I've added some weather effects to our 2D tile engine. You can't really see it here or hear it for that matter, but the system works quite well.
I'm working on doing some more alpha with the rain but this works for now.
The tile map was created in my tile editor and loaded into the engine.
The diffuse color has been altered for all the tiles to account for a stormy day.
When the weather system first starts up I load the various weather sounds and save the ID returned from my sound manager class. I set the rain sounds to looping via the sound manager. Then when the rain starts, I tell the sound manager to play the rain sound ID and it loops indefinitely...or as long as it rains. A thunder timer is then started to denote when the next clap of thunder will be.
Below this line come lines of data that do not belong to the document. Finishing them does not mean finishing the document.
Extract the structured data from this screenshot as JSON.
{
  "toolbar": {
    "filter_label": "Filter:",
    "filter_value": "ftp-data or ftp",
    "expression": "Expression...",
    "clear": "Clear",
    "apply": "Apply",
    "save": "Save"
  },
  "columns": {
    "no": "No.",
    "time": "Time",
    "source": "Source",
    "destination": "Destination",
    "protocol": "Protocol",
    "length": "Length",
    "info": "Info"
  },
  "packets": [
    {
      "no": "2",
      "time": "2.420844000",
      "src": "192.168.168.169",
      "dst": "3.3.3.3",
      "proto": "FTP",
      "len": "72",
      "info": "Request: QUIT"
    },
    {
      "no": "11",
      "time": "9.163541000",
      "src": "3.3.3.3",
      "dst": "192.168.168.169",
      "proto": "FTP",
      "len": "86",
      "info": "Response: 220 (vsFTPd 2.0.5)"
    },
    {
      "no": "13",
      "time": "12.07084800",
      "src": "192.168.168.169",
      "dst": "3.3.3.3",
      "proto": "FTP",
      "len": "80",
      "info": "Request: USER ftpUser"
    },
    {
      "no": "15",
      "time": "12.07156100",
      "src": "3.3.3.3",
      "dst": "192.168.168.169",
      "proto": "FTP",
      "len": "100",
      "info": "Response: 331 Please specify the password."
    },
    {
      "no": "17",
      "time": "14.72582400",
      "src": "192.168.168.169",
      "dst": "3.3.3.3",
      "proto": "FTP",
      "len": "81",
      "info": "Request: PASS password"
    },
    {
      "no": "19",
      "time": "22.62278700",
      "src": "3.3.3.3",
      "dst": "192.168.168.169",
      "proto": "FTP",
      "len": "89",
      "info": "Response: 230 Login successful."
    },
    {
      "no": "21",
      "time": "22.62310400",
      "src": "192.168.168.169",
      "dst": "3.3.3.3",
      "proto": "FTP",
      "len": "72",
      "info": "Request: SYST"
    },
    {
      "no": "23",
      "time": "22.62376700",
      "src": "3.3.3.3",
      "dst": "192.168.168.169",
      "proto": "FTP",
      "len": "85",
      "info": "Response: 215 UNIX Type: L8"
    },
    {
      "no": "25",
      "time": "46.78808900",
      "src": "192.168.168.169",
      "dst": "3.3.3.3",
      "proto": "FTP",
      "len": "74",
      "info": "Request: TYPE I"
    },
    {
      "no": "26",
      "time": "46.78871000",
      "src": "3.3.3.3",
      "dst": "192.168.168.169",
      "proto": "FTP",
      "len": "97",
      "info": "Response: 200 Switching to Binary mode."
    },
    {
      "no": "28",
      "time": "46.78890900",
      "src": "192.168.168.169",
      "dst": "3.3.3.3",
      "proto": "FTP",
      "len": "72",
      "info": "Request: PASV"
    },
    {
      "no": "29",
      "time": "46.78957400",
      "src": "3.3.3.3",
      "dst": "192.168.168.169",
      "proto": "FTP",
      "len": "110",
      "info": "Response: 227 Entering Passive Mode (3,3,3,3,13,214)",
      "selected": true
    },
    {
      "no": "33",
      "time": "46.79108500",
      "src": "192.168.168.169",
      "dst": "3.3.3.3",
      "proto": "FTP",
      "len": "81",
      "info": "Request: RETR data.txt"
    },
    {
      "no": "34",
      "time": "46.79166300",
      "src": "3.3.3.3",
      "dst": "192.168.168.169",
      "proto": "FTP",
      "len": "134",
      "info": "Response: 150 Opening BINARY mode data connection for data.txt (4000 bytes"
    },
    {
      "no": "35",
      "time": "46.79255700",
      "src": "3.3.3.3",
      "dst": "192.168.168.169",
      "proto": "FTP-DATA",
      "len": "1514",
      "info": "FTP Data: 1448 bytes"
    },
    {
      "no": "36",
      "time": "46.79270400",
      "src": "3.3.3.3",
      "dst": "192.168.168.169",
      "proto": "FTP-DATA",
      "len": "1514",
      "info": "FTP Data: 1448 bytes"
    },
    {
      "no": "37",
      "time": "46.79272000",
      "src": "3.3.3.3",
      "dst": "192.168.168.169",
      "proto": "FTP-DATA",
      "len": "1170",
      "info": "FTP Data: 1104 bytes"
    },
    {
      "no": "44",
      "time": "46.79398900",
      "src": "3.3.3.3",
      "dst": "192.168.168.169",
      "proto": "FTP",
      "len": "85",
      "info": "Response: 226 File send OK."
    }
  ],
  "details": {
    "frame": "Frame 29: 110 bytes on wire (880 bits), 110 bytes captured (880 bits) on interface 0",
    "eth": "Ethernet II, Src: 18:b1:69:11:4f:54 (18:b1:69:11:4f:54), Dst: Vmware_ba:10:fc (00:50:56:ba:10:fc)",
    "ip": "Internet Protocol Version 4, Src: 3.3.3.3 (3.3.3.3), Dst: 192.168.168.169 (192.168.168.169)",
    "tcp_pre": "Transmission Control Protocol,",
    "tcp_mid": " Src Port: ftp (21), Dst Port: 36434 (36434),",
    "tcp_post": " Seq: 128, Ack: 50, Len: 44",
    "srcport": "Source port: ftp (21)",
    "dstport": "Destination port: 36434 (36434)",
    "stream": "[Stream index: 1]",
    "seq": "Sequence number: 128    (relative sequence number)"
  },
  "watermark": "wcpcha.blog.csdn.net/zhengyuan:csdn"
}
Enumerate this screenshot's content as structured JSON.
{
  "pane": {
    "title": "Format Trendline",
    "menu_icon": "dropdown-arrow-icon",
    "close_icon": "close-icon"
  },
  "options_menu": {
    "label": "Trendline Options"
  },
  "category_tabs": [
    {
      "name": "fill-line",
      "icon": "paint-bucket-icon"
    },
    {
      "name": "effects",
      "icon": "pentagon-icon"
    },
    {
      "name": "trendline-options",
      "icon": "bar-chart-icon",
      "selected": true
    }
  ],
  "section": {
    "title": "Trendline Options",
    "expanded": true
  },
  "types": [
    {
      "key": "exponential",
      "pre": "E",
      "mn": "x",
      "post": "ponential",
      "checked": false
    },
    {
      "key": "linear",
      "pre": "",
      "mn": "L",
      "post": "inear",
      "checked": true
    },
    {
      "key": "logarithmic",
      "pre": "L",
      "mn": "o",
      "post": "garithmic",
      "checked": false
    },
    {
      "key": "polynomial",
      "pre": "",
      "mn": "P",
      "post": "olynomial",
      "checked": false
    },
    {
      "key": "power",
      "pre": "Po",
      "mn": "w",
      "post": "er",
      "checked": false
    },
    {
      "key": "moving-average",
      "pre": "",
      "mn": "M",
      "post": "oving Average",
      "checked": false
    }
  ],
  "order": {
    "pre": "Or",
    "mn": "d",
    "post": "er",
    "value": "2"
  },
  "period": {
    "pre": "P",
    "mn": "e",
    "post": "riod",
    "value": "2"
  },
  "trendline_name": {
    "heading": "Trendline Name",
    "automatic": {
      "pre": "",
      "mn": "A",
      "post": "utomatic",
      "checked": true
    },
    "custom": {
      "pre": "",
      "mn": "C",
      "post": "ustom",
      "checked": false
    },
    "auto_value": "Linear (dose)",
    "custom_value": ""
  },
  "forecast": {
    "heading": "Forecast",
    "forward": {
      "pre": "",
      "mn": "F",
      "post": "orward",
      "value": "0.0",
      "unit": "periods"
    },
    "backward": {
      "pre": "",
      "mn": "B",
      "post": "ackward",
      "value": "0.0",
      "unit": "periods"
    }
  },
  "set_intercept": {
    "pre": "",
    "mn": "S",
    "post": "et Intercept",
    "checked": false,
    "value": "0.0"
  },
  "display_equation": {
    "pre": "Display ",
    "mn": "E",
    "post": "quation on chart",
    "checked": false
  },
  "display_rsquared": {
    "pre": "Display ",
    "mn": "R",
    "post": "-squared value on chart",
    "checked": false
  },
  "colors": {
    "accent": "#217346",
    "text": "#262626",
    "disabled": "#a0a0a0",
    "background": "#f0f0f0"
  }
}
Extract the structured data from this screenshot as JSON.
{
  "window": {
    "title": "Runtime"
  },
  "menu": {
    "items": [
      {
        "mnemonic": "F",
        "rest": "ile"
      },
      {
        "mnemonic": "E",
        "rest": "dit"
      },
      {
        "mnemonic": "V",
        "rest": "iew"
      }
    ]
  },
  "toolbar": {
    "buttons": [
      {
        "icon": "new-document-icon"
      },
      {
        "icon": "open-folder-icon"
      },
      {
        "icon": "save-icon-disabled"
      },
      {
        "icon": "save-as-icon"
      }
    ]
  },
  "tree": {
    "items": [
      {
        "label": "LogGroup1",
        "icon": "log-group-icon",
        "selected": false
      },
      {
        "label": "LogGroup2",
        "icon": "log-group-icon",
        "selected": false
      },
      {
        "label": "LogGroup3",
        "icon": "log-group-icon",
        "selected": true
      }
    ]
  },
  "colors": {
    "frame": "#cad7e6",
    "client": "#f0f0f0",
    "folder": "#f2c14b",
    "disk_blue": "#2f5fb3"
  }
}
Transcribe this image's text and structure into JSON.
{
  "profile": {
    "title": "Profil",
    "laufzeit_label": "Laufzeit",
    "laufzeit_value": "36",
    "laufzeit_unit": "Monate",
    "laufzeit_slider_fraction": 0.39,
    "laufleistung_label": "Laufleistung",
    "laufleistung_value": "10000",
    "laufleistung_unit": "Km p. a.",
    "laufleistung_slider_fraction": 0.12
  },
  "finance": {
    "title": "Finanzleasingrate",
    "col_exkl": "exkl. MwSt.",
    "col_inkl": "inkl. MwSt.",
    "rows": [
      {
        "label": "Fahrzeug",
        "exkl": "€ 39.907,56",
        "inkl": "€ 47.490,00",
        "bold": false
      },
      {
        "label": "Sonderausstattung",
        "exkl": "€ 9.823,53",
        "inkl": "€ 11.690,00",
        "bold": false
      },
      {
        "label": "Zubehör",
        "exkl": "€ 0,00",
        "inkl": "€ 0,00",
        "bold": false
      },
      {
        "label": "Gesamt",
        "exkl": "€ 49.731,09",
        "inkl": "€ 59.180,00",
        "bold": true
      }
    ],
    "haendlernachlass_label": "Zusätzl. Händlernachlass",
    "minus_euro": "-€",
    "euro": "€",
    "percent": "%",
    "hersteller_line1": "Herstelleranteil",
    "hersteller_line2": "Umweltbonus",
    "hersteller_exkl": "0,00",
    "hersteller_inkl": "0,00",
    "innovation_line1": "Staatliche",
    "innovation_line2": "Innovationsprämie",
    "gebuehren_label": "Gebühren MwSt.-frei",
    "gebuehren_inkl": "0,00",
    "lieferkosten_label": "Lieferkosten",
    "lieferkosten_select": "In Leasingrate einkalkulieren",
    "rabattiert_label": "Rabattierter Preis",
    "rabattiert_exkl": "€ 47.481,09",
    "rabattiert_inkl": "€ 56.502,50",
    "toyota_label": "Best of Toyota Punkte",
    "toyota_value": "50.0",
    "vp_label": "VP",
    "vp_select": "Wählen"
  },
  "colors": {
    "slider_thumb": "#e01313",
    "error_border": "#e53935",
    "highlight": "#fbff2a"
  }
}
When this timer has elapsed I set lightning to true and a white 50% alpha blended quad is rendered over the entire screen making it flash. The flash lasts for approximately .25 seconds. A thunder delay timer is then fired off and when it elapses I play the thunder sound ID and set the timer for the next clap of thunder.
The entire system is started by calling Start(). When I'm done with the class the start function will set a spool up time to get to the desired rain percentage. When the rain is at max the thunder process will begin. The spool up is specified in the script command to make it rain. You can then stop the rain by calling Stop() which will gradually spool down the rain till it turns off completely.
The rain is a simple line list in Direct3D and wraps at the edges of the screen. The vertices are in a custom vertex array that I then send to Direct3D to render. I can update the vertices in the array w/o locking the buffer b/c it's a custom vertex buffer. You can change the percent of rain from 0 to 100, the speed of the rain, and the angle it falls at. 100% rain means there will be 256 individual lines of rain rendered. The formula is 512*(rainpercent/100) to account for all vertices. Each line is of course 2 vertices. When the final product is done we will be placing rain splatter animations at various places on tile layer 1 to simulate rain hitting the ground. Since this is 2D I really have no way of detecting a collision with anything. I could assign each raindrop a certain location to fall to and then fire of a rain splatter animation but I've not gotten that far yet. The entire system works with ID's for sound, textures, maps, and objects. So accessing any of those can be done provided you have the ID.
Quite happy with the system so far.
Just thought I'd post in case anyone was wondering how they might do something like this in their own 2D tile system.